Many of us likely understand the impact of mental health on work through personal experience. Whether you’re a remote employee experiencing isolation, an essential worker facing stress and uncertainty in the field, a friend or caregiver to someone with a mental health condition or perhaps managing one yourself, the past two years have reinforced that we all have mental health needs. But they’ve also served to bring to light that, pandemic or not, the workplace can be a source of support—for workers of all ages, in all types of jobs and from all backgrounds.

That’s the premise behind the new “Mental Health at Work: What Can I Do?” PSA launched this week. This PSA is a production of our Campaign for Disability Employment, a collaborative effort funded by ODEP. It features four individuals—a CEO, manager, co-worker and employee open about having a mental health condition—each sharing what they and others in their positions can do to help promote mental health at work. It’s an important message always, but especially today as we reimagine more equitable and inclusive work environments in the post-pandemic world.
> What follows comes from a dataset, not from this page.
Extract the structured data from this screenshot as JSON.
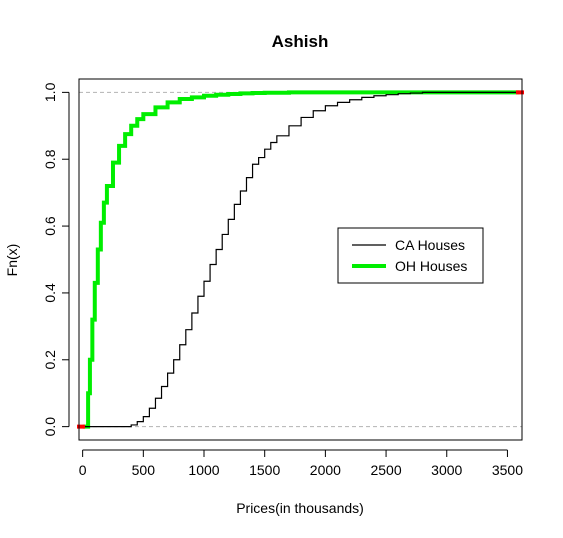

In addition to being distributed to television and radio stations nationwide, different versions of the PSA—including one in Spanish—are available online, along with a set of companion materials, including a poster, workplace guide, behind-the-scenes video interviews and workplace mental health resources.

I should note that this new campaign is one of many angles to ODEP’s work on mental health. While it focuses on effective workplace strategies, we also promote evidence-based workforce development policies and best practices. For instance, through our Advancing State Policy Integration for Recovery and Employment initiative, we help states advance competitive integrated employment for people with serious mental health conditions, and through our Center for Advancing Policy on Employment for Youth, we’re exploring best practices for supporting the mental health needs of youth as they transition from school to adulthood and employment. ODEP also represents the department on the Interdepartmental Serious Mental Illness Coordinating Committee led by the Substance Abuse and Mental Health Services Administration.

Through all these initiatives, we hope to make a positive difference as we collectively recover from the COVID-19 pandemic and seek to build a more inclusive, equitable workforce, and more supportive, welcoming workplaces, for all workers.

About the Author
Taryn M. Williams is the Assistant Secretary of Labor for Disability Employment Policy in the U.S. Department of Labor’s Office of Disability Employment Policy.